The film’s costume designer Shawna Trpcic created a subtle reversal for the main characters – five archetypes from horror movie folklore. Think of the teenage victims in Halloween, A Nightmare on Elm Street or Friday the 13th; they are all variations of the underwear flashing tramp, the bespectacled academic, the jock in his Varsity jacket, the plain shirt wearing innocent girl and the scruffy stoner. The Cabin in the Woods establishes these personalities, stereotypes really, in the first ten minutes, only to change them around completely during the first act. Costume is one of the most ingenious signifiers of this.
The first of the archetypes we meet is Dana, dancing in her knickers in front of an open window and revealed to have recently had an affair with her tutor; obviously she is the tramp or Whore (Kristen Connolly).

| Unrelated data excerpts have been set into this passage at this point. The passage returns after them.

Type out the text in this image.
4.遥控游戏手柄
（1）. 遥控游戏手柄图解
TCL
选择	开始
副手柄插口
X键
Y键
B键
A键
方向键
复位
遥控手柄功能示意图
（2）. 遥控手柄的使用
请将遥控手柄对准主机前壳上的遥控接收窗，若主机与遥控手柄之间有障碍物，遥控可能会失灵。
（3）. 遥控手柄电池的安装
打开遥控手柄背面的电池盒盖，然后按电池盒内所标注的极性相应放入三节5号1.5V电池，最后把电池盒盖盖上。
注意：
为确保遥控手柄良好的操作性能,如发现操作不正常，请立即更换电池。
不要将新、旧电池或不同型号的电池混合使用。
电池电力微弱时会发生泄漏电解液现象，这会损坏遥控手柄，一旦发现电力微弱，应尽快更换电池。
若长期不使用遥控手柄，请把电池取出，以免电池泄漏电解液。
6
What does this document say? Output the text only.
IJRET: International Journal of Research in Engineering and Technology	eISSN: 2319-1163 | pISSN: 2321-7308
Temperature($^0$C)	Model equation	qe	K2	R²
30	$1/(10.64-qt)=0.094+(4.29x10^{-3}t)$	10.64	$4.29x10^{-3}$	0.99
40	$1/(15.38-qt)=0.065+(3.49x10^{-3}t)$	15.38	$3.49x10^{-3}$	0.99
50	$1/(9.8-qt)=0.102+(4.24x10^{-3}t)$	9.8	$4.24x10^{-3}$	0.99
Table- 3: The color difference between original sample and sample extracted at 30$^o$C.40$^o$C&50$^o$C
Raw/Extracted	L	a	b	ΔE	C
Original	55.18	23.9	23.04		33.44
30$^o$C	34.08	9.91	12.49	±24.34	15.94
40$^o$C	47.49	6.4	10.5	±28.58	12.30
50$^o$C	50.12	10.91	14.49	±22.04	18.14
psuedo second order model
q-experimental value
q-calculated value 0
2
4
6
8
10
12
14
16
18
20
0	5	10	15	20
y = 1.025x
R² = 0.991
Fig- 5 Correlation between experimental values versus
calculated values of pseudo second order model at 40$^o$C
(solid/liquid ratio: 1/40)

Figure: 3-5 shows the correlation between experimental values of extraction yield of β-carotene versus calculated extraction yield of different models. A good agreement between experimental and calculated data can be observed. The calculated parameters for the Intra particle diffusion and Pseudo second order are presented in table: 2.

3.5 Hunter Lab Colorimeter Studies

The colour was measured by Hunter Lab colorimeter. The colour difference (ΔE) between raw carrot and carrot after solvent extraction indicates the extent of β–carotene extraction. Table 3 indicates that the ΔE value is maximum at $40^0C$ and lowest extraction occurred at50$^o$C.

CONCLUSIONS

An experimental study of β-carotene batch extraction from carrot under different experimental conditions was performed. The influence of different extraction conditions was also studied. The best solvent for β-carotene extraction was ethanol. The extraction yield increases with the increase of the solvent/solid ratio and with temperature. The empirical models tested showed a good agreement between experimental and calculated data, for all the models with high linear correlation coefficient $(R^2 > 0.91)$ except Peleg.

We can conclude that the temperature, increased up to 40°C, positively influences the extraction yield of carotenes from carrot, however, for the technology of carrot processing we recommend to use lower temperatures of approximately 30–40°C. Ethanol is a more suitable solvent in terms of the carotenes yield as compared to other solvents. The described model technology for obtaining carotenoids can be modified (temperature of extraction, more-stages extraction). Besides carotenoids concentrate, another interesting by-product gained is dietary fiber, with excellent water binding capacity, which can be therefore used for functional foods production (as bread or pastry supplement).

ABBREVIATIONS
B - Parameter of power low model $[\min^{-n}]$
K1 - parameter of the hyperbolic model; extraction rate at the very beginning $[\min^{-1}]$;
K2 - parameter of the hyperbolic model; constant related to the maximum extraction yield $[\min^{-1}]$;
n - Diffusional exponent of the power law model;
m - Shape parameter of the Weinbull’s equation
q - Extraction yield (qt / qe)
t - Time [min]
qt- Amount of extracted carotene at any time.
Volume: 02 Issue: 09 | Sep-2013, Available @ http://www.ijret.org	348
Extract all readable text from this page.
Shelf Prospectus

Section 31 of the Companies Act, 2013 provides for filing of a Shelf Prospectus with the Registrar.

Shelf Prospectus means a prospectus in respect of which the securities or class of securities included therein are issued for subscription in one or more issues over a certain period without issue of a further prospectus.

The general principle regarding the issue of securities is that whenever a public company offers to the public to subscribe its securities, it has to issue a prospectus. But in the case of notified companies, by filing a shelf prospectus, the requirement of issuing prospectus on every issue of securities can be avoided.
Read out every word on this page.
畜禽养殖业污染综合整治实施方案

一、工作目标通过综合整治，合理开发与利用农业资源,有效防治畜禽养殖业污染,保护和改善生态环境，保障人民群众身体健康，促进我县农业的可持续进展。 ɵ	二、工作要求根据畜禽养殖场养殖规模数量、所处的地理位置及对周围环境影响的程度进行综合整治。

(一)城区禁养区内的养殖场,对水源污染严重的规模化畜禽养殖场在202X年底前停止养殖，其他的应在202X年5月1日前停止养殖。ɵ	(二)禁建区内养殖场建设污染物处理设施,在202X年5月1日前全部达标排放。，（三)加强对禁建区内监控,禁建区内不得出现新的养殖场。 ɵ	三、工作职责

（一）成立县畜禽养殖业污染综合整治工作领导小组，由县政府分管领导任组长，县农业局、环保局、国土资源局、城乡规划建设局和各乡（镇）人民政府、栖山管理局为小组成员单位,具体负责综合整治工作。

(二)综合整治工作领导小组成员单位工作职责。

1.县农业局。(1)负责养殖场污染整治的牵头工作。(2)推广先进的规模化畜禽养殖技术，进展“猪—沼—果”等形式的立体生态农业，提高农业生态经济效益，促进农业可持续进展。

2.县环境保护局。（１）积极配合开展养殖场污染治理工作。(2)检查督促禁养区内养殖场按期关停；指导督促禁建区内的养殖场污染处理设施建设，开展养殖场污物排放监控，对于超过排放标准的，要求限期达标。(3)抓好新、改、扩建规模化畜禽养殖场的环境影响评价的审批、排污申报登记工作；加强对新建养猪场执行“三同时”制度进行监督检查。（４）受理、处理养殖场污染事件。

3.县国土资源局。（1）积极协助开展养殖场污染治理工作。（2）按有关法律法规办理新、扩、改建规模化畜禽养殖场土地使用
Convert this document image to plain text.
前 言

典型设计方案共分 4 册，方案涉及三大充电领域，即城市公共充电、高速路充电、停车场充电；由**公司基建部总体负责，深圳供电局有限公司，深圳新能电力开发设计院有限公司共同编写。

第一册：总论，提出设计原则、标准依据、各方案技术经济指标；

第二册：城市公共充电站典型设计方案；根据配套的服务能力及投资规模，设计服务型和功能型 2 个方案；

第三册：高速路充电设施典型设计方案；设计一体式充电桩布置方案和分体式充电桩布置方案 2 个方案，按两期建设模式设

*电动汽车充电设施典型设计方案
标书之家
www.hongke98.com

Then we see her friend Jules in a floral dress and new blonde hair. Jules (Anna Hutchison) is in a stable relationship with boyfriend Curt (Chris Hemsworth); Jules is the innocent girl or Virgin. Curt wears a plain grey t-shirt and is evidently book-smart; he is the geek or Scholar. Curt’s friend Holden (Jesse Williams) arrives catching a football in a blue hooded sweatshirt; clearly the jock or Athlete. And finally pot smoker Marty in a shabby cardigan and shirt; Marty (Fran Kranz) is the stoner or Fool.